Thrashing through the South American rainforest with his Army comrades, Henry Costin (Robert Pattinson) and Arthur Manley (Edward Ashley), plus requisite guides and porters, he discovers not only the source of the Rio Verde River but also tribal pottery and carvings, indications of an ancient city and long-lost civilization hidden somewhere in the dense foliage – and he is determined to find it.

Driven by this mystical, near-maniacal obsession, Fawcett learns a great deal about anthropology and endures an excruciating second expedition in 1911, accompanied by another explorer, scornful James Murray (Angus Macfadyen), who becomes a dangerous liability.

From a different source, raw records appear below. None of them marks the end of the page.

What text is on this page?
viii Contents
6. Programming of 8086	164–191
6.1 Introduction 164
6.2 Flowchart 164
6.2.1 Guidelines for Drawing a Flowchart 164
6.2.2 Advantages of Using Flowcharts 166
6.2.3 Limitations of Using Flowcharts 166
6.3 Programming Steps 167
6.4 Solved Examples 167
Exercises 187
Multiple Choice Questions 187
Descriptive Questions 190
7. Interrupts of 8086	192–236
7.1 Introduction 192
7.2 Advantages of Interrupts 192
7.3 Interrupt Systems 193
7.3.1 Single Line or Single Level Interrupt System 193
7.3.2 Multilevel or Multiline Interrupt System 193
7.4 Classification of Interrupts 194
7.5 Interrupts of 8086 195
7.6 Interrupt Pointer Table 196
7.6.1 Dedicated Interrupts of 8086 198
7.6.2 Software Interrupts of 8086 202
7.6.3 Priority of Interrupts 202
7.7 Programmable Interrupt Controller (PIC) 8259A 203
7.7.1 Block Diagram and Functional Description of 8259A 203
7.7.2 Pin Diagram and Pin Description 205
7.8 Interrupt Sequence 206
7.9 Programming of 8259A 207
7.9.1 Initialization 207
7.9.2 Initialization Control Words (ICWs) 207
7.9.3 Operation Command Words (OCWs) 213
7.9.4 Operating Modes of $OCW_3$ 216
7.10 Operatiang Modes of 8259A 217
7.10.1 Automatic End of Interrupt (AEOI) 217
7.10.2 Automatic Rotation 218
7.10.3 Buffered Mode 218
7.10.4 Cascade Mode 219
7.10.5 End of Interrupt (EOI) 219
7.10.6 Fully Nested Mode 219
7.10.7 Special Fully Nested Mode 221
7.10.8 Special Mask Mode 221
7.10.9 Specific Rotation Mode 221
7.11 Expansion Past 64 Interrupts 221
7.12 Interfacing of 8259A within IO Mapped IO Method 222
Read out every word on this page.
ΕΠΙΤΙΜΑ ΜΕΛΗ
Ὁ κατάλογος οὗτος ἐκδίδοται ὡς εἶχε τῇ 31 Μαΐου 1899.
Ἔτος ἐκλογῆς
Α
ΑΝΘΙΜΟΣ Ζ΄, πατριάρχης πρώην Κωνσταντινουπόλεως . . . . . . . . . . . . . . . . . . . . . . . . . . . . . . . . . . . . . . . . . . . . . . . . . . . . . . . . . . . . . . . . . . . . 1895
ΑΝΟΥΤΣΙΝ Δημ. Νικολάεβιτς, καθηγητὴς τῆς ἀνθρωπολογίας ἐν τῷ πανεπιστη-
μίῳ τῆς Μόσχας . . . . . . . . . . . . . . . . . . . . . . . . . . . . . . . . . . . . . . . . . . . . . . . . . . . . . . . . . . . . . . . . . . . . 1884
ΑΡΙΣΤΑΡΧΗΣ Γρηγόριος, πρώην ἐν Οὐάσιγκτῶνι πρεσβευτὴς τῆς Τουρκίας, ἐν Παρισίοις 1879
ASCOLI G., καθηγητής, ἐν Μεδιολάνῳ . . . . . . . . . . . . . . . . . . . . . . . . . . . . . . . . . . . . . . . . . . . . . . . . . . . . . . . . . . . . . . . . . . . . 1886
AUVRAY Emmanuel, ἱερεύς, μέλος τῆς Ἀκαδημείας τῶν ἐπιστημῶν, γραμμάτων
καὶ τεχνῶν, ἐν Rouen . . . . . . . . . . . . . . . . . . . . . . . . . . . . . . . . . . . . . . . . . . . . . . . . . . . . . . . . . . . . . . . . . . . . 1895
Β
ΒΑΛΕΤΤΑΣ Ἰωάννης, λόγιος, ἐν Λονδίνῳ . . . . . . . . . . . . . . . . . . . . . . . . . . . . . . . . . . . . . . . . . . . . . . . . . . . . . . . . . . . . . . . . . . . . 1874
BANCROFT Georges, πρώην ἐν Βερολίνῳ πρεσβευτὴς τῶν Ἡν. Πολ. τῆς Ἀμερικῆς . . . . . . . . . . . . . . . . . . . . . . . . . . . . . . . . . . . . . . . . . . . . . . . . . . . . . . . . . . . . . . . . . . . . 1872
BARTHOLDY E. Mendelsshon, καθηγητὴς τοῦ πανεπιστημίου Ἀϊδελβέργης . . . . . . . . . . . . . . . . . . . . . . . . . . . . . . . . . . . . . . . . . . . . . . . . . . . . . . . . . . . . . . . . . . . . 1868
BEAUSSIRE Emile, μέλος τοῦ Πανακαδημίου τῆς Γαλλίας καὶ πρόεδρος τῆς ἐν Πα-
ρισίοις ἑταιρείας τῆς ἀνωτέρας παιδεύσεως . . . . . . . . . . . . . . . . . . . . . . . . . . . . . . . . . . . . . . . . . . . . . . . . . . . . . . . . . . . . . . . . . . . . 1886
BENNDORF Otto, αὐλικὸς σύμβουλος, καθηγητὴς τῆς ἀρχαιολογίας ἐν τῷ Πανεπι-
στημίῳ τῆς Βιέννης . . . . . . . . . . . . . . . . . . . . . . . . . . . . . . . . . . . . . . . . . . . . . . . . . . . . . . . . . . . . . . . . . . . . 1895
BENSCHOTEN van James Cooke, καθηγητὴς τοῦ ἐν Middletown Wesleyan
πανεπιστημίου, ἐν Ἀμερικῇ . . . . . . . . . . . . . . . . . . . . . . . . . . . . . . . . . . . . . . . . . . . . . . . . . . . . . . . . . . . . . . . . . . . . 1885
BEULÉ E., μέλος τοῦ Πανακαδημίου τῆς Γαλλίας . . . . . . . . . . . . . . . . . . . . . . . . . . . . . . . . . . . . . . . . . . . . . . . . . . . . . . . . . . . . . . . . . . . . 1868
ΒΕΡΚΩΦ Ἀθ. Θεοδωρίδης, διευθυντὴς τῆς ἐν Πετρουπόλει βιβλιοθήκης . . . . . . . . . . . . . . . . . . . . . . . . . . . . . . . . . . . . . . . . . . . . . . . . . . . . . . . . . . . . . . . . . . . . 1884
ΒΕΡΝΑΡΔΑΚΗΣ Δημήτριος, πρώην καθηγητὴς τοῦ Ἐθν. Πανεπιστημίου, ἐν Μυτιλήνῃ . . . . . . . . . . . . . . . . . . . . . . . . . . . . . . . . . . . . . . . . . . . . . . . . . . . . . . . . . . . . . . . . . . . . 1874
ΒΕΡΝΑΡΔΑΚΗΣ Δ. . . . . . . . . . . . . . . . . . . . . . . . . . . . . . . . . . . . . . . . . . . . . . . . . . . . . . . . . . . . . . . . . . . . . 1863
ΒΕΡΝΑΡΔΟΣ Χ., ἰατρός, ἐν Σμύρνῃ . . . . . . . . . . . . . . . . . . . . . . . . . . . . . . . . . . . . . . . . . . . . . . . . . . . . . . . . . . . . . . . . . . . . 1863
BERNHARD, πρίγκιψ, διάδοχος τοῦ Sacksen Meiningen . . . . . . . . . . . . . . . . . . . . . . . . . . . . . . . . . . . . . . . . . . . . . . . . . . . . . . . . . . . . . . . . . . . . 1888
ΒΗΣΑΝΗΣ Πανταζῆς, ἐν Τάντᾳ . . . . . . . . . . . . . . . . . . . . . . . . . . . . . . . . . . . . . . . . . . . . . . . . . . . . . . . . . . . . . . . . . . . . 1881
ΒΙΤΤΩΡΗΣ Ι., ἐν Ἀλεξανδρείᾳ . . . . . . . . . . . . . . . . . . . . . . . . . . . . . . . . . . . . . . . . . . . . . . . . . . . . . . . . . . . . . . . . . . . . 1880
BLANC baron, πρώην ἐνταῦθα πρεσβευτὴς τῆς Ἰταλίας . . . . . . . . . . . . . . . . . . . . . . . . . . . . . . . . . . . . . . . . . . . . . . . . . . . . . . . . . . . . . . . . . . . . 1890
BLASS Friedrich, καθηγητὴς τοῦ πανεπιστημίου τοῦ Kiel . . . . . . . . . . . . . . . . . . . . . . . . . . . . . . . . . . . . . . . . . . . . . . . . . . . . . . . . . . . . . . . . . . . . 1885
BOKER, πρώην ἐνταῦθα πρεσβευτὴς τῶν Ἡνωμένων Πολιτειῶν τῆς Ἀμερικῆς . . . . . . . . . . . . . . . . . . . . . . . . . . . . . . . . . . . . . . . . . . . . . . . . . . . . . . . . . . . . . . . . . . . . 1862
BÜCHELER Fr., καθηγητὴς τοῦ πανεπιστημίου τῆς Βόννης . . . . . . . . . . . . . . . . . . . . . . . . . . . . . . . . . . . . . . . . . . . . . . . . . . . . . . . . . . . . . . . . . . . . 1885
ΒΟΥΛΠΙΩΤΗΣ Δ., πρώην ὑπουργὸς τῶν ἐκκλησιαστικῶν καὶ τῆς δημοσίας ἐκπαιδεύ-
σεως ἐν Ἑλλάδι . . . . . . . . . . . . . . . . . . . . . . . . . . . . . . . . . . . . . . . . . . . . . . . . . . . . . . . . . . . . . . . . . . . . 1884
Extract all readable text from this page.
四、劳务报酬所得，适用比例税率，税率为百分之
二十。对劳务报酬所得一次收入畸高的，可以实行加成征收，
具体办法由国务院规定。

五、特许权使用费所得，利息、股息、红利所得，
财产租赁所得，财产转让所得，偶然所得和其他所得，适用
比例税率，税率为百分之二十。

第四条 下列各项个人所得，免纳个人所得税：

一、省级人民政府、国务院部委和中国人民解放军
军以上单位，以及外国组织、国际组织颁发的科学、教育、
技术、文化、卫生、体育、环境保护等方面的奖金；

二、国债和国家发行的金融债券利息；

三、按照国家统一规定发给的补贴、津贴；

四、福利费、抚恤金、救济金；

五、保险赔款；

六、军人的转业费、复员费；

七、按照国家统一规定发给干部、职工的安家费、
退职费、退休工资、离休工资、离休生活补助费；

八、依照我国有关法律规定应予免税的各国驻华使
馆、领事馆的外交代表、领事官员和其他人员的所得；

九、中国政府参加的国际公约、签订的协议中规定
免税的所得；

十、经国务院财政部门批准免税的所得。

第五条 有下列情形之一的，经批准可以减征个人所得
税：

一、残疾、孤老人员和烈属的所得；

Meanwhile, back in England, his dutiful wife Nina (Sienna Miller) and children become accustomed to his long absences. Eventually, his eldest son Jack (Tom Holland) decides to join his third expedition in the 1925; they were never seen or heard from again.

As foretold by his indigenous guide, Tadjui (Pedro Coello): “For you, there is no escape from the jungle.”

This quest concept started seven years ago with Brad Pitt. Several incarnations later, it’s chronologically adapted and referentially directed by James Gray (“The Immigrant”) with scenes subtly suggestive of Francis Ford Coppola’s “Apocalypse Now.” Yet cinematographer Darius Khondji never even comes close to John Boorman’s expansive, atmospheric imagery in “The Emerald Forest.”

Problem is: there’s little emotional involvement or critique of England’s patronizing imperialism, topics which intrigued Werner Herzog in “Aguirre, the Wrath of God” and “Fitzcarraldo.”

On the Granger Movie Gauge of 1 to 10, “The Lost City of Z” is a sprawling yet superficial 6. As Fawcett says, “A man’s reach should exceed his grasp.”